There are plenty of high spec robot kits available to buy – but as the most are £50 / $75 or more, so questions arise:
Is it affordable for the household?
- Will the child make good use of it?
- Can schools buy enough for all the class?
- Is it durable?
- Is it vulnerable?
- Is it expandable?
- Is it repairable?
- Is it easy to program?
- Does it need assembly?
- Is it easy to assemble?
Having taught robotics to 9 to 16 year olds in class and as an after-school club, I found the kids were getting very little hands on time with the robots and no possibility of practise at home. So I set myself a target of building an affordable, easy to program robot with commonly available parts over summer 2015.
So here’s ChickBot:
At around £17 / $25 for an individual kit or £10 / $15 for bulk purchase, it’s very affordable
- If it’s only used a few times, it’s not a huge waste of money
- Schools can buy 5 times more robots for the same money
- It’s solidly built – no flimsy parts, nothing that snaps easily
- Unlike some robots costing 6 times more, you can’t just plug something in that breaks it and the batteries can run flat without fear of losing any programming ability
- The add-on possibilities are numerous with all sorts of extra low cost sensors and output devices available
- Made up of a few basic parts, they can be quickly swapped over if they suffer any damage
- The brains of the robot are an Arduino or Raspberry Pi – both computers have a huge range of support materials & tutorials online
- Part of owning a robot is assembling it yourself – it shows how the mechanicals fit together and enables a better understanding for modifications or repairs
- It is quick & simple to assemble
So what do I get for my money?
At around the £10 / $15 price point a club or school can buy a big box of bits and split them out into kits.
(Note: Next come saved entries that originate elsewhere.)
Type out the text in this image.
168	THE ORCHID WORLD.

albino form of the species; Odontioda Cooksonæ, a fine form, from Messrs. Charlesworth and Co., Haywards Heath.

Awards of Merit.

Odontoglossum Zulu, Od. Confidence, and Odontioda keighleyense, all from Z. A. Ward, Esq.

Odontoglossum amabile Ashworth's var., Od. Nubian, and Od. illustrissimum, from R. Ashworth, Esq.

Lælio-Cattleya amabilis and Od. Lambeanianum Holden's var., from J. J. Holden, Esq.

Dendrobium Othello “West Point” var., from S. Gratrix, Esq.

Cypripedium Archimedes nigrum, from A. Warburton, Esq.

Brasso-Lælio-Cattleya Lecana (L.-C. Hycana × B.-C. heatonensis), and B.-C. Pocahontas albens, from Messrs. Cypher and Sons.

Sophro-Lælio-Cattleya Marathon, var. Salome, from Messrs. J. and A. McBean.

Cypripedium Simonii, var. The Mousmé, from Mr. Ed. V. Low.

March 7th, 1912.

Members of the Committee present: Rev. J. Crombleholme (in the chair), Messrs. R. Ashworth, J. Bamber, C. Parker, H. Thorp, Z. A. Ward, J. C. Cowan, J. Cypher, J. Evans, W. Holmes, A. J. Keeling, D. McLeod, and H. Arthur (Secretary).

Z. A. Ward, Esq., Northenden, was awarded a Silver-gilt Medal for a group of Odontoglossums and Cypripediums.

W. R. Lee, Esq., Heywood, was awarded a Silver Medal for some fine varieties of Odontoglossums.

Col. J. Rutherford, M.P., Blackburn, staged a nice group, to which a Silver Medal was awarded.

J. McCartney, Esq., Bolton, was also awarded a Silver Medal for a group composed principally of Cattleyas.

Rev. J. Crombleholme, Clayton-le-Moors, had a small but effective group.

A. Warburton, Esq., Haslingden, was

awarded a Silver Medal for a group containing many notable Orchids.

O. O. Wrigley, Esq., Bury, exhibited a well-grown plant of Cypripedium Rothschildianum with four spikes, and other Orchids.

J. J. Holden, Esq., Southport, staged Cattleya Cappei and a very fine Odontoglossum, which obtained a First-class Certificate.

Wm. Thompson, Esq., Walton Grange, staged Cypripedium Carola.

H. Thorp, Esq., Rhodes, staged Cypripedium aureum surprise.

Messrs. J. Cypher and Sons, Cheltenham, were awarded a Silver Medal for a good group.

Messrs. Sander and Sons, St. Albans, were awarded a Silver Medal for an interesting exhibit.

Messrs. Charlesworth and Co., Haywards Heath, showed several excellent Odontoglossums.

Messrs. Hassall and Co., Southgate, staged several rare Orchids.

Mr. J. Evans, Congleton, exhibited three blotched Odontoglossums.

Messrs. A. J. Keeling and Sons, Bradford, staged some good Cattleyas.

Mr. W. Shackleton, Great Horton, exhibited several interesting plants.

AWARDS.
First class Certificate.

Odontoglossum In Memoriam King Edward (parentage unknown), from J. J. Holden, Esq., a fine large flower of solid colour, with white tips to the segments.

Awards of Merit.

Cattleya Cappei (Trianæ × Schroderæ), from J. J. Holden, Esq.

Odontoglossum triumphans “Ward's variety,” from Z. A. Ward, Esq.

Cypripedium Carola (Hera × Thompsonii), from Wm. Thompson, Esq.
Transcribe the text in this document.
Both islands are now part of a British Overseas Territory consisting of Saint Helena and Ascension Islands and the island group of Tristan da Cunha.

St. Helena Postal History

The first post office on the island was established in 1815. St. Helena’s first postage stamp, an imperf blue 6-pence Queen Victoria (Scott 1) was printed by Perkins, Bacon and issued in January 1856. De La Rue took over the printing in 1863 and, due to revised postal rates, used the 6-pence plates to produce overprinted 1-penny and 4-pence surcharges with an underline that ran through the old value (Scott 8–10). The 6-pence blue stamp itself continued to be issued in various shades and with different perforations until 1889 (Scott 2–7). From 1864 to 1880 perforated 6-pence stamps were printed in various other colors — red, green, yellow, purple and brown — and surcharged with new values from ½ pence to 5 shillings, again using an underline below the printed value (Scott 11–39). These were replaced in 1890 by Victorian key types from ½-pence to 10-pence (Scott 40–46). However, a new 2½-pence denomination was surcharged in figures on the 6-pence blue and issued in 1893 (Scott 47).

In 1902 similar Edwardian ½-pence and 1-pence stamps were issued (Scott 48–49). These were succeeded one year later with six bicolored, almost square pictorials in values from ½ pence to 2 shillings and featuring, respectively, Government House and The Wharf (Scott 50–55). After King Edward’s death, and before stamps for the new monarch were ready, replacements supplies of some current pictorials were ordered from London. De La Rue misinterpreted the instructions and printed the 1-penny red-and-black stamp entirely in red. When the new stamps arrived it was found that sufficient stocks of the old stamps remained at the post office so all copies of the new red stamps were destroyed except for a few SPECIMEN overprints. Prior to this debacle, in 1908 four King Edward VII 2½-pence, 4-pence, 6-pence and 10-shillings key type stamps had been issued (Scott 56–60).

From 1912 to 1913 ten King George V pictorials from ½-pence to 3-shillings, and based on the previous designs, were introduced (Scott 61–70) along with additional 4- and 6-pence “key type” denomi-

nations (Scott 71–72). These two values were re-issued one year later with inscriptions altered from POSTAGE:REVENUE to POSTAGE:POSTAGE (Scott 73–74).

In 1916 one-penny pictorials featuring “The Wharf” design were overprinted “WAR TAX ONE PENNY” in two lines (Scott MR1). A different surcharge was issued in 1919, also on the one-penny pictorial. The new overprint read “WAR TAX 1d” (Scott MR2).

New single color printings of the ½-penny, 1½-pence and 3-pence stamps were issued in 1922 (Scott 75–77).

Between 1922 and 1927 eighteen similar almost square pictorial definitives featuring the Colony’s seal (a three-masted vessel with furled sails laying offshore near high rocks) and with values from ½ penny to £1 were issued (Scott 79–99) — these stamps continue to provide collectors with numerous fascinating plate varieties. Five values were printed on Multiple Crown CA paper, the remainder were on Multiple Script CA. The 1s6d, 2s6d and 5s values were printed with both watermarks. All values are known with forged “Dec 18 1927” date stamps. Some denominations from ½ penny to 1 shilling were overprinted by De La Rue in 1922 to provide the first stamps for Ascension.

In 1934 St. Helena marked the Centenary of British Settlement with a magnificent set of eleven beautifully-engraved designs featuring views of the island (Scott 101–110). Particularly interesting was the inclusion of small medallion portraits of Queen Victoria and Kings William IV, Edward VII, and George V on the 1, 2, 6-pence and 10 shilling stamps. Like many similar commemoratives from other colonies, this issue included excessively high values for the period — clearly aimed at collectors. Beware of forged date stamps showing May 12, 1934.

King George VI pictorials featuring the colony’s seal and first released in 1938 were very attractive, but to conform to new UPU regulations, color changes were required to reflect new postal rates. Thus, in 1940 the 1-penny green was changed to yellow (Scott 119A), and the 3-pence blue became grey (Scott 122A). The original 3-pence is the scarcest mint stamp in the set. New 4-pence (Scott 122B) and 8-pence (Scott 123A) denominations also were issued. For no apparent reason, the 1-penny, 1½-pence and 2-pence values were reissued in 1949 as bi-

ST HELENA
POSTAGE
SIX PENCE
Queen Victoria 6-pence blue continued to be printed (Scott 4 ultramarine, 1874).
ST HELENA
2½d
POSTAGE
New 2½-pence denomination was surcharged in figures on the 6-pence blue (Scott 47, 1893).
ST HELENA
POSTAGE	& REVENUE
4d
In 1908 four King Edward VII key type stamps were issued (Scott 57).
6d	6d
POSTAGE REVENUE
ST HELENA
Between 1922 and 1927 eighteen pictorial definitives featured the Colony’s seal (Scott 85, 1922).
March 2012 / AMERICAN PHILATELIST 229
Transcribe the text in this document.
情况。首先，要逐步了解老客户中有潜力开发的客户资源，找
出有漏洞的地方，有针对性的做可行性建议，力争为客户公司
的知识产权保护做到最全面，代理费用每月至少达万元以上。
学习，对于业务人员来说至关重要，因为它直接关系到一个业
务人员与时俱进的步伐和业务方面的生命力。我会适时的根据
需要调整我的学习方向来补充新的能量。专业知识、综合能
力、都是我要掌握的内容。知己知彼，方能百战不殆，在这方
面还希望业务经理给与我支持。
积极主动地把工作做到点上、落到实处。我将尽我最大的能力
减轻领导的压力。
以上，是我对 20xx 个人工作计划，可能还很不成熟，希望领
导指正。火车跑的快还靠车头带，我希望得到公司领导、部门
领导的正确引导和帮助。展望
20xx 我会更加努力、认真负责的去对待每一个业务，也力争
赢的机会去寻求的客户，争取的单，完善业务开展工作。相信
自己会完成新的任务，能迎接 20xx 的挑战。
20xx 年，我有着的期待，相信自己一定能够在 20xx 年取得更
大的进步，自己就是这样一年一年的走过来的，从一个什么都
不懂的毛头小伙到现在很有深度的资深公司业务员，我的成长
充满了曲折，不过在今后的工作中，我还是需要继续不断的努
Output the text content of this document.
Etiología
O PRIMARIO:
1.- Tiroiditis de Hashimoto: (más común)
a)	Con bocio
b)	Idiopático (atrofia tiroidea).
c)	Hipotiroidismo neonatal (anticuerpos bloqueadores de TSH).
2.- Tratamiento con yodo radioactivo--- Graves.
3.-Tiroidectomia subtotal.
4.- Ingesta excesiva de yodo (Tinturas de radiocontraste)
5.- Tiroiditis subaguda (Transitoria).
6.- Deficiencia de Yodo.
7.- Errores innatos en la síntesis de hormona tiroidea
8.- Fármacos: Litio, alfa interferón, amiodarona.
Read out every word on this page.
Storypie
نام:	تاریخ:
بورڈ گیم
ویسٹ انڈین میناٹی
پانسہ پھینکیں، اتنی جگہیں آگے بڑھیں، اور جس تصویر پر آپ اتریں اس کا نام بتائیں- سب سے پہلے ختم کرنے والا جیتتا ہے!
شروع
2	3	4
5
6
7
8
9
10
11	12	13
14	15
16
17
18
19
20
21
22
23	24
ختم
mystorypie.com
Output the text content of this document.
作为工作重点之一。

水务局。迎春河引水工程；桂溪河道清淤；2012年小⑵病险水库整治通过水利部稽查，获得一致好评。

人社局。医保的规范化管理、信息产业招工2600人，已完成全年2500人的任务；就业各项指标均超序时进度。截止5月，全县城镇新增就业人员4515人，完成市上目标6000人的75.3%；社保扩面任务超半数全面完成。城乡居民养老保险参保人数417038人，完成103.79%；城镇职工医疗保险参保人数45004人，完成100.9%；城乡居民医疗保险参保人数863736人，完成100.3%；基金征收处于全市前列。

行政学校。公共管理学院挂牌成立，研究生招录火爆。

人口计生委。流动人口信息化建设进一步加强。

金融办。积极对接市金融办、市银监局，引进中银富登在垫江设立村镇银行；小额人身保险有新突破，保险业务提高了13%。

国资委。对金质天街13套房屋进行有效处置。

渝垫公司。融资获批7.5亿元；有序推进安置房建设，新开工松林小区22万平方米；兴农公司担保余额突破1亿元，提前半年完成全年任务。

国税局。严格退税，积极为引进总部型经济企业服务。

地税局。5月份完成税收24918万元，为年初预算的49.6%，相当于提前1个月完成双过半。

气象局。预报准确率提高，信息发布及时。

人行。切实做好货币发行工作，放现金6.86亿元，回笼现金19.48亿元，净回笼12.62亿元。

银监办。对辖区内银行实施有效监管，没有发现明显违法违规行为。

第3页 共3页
Typically you’d buy enough for 50 kits plus spares, half for the classroom and half to sell (at any price you set).
Some soldering is required to build the driver board and you’ll need a some 3mm plywood or plastic to create a chassis for each robot from supplied plans.
If you buy the parts direct from the suppliers and can wait for the typical 14-21 day delivery times from Chinese vendors, you can get the price well below the £10 / $15 price point.
If you want a single kit with all the soldering done for you, it’s around £17 / $25.
To assemble a kit, you’ll need a pair of scissors.
ChickBot is powered by 4 AA batteries. We love rechargeable batteries.